DayJet has ordered 700 planes, $1 billion worth, with an option for 700 more, in a new class of aircraft manufactured by Eclipse Aviation, called very light jets, or VLJs. He plans to marry the technical advances of Eclipse with complex logistical software that will manage DayJet's passenger flow, moving empty jets to where they are needed most.

The Eclipse jet is the first VLJ to be certified by the FAA. It costs $1.5 million and $425 an hour to run, burning 55 gallons of fuel per hour; by contrast, an eight-passenger Learjet costs $11.5 million plus $1,424 per hour to fly, burning 180 gallons an hour.

That is because the Eclipse weighs only 3 tons, roughly the scale of a sport utility vehicle; several adults can push it into a hangar. It seats three passengers and two pilots, with room for luggage (but no toilet). Its ability to land on and take off from shorter airstrips makes it ideal for secondary, uncongested airfields. "Florida is filled with these airports," Iacobucci says. So is much of the U.S. The FAA counts 5,000 small general aviation airports, and most see a handful of flights a day.

A short drive from Iacobucci's office in Delray Beach, an Eclipse, newly painted with the DayJet logo's blue-and-yellow stripes, purrs on the tarmac, awaiting passengers. Pratt & Whitney engines not much bigger than a pair of toaster ovens hang on the back of the fuselage. Iacobucci lumbers up the tiny stairs and ducks inside, his curly salt-and-pepper hair poking out from under a dusty Eclipse Aviation cap.

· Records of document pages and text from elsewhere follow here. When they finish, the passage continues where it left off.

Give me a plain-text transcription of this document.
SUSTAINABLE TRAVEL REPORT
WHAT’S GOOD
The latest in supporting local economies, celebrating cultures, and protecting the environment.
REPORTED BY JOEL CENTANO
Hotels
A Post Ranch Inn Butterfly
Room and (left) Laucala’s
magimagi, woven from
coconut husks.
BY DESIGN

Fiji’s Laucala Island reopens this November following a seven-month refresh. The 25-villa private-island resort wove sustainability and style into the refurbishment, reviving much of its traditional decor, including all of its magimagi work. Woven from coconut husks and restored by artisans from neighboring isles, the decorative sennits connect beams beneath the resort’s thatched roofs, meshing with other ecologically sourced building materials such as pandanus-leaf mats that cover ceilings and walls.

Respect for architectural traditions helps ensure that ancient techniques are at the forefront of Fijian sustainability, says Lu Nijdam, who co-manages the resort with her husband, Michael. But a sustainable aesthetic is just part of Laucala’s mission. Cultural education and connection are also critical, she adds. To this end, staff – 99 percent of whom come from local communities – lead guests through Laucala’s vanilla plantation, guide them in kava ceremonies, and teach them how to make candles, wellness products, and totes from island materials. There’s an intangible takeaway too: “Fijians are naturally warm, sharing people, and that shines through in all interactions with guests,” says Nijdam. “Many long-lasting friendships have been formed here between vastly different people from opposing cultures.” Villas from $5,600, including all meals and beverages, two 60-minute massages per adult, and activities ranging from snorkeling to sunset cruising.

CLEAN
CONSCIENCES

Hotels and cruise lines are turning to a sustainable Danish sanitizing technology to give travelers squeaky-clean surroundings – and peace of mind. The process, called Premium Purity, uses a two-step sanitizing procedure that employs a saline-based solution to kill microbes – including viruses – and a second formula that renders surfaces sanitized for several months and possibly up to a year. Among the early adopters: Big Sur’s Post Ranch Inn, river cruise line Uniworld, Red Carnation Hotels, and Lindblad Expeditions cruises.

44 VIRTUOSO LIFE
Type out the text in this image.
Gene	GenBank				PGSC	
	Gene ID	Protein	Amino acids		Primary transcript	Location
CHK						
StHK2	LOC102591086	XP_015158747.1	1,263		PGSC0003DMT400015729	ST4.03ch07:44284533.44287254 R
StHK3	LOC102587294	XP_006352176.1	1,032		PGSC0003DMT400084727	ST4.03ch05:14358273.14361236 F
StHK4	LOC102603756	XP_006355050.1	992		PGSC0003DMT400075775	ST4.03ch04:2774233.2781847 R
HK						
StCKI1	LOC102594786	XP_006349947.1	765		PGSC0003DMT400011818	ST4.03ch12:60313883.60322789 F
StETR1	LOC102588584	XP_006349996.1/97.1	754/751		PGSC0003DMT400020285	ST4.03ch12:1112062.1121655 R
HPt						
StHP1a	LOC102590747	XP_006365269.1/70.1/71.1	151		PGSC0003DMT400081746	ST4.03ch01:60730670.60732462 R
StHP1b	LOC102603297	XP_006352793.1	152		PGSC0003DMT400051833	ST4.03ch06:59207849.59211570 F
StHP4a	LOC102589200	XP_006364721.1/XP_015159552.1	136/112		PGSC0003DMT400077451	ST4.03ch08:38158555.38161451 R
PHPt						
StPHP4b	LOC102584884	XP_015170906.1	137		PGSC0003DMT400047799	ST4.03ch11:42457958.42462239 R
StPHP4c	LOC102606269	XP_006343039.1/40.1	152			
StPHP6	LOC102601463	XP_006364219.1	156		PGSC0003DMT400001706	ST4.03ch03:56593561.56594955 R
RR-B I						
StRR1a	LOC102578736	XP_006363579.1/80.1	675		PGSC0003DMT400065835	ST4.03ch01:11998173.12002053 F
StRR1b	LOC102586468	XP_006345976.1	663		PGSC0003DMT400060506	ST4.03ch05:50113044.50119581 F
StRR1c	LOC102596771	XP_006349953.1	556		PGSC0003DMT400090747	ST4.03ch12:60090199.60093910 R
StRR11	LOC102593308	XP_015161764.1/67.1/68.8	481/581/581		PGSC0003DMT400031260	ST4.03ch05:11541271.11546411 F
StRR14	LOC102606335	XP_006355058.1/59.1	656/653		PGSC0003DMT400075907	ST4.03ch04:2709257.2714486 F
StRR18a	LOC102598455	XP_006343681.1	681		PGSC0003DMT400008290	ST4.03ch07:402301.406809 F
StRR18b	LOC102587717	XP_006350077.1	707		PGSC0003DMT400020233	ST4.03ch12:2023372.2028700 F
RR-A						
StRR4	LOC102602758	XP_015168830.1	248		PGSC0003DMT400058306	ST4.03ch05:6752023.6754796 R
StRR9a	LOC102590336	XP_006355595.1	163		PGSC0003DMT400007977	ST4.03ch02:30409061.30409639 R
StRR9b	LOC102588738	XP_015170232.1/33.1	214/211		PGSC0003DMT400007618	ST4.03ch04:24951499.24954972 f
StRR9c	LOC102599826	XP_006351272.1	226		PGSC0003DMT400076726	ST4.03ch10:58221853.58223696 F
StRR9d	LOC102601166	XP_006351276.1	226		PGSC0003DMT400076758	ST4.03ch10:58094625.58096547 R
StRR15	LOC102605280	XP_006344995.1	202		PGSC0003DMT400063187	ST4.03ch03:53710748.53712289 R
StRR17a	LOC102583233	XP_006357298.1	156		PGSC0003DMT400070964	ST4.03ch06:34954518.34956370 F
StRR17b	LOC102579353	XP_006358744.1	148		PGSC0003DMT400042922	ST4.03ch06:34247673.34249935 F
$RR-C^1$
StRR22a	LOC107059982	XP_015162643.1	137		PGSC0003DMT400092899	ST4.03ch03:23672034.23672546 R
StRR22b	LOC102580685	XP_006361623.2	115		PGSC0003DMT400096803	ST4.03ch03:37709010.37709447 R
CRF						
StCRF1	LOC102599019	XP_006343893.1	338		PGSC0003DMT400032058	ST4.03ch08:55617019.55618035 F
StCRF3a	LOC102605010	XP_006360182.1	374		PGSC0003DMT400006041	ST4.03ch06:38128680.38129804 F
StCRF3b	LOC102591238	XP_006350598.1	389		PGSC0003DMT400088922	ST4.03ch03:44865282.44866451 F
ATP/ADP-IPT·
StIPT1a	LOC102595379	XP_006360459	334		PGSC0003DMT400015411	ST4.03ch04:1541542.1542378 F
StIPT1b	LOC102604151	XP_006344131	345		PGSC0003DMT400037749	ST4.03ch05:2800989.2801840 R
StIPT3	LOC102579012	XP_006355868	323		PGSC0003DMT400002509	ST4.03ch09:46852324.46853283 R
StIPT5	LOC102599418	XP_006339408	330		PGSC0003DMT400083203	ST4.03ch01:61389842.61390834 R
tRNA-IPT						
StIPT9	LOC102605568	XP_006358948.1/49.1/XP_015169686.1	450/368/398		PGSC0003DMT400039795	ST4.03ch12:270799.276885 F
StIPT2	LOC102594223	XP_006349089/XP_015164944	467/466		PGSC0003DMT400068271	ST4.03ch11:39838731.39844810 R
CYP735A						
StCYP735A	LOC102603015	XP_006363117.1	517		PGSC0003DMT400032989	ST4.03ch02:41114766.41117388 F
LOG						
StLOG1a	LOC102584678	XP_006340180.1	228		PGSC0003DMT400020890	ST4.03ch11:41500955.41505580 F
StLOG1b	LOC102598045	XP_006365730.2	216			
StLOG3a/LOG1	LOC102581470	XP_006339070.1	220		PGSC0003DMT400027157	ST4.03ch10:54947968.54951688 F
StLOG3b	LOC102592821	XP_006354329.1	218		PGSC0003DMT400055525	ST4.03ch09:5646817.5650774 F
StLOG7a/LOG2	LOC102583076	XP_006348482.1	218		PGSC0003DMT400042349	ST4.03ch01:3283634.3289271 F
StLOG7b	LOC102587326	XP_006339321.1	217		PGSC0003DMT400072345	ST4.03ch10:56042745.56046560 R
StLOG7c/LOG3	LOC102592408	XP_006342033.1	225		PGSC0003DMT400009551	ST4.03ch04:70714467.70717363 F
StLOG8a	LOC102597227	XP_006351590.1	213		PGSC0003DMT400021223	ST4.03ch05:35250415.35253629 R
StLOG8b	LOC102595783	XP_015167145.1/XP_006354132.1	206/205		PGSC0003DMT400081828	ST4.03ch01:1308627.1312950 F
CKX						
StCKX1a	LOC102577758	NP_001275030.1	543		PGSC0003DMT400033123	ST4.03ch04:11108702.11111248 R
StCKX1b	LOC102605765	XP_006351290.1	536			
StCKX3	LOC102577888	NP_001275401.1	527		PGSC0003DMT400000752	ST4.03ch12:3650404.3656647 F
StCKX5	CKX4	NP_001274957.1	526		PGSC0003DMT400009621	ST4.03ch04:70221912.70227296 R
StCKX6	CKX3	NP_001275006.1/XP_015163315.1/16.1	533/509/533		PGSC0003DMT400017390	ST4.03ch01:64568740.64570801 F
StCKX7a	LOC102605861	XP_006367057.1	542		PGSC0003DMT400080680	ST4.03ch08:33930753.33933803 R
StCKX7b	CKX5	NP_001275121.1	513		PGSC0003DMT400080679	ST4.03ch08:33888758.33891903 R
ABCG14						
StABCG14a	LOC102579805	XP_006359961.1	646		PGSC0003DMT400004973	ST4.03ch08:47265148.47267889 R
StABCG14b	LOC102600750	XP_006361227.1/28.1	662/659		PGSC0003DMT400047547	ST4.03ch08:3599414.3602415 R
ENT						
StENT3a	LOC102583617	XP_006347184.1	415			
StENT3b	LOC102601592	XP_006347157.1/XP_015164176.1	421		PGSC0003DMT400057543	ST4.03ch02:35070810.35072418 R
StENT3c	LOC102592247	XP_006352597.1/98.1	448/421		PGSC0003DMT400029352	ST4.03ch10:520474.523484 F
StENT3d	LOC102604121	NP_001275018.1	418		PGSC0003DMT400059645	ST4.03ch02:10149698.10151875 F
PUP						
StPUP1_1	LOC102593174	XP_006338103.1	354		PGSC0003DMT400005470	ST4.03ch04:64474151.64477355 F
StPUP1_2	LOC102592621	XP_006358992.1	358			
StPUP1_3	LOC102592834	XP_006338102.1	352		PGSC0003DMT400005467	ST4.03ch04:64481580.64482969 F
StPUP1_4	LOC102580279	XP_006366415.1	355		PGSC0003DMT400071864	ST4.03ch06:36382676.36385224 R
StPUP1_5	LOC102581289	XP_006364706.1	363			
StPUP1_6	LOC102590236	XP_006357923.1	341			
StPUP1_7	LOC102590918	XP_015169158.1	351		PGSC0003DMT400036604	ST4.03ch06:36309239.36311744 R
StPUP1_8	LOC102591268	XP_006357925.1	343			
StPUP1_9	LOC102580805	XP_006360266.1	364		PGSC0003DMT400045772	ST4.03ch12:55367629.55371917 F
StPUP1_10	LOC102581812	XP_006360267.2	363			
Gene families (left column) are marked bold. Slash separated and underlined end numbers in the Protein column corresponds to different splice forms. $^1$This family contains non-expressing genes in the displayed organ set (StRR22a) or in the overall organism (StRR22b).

"If you normally fly a Gulfstream, you won't like this," he says, hunching beneath low headroom. Inside, the cabin is roomy and comfortable--so long as you stay seated. The door closes and moments later Iacobucci surfs the clouds 5,000 feet above Florida's Atlantic coastline (top altitude is 41,000 feet).

Back at DayJet mission control in Delray Beach, programmers feed thousands of simulations into a bank of computers that search for any holes in millions of interlocking flight plans, aiming to plug them before they occur. As customers book flights online, the system forwards electronic flight plans to DayJet pilots, who will carry tablet PCs.

Iacobucci spent years developing the software, hiring programmers who'd worked for the Soviet Union's space program in the Cold War. "The reasons the Russians are so good at algorithms is because their computers were so crummy," he says. "We have some very smart people working here."

But will their math work? DayJet expects revenue of $111 million after its first full year and an operating loss of $15 million, it says in a June 2006 prospectus. The average fare would be $859 for a 291-mile trip. Iacobucci says DayJet needs 1.3 passengers generating revenues of $2 per mile flown to break even.

But consultants who have seen Eclipse's business plan say DayJet's costs will likely be three times as high--more like $2,400 per flight, given labor and pilot costs. "People say a lot of stuff--I don't know where they get their data," Iacobucci counters. DayJet also must minimize empty return trips (deadheading). Most small operators fly up to half of their trips without revenue to position aircraft; DayJet aims for 10% to 20%.

The bigger question is whether the air taxi market is big enough. "Once we launch we will know if the dogs are going to eat the dog food. I am just as skeptical as anyone else," he says. "Just about everyone is watching us and wondering if we are going to make it."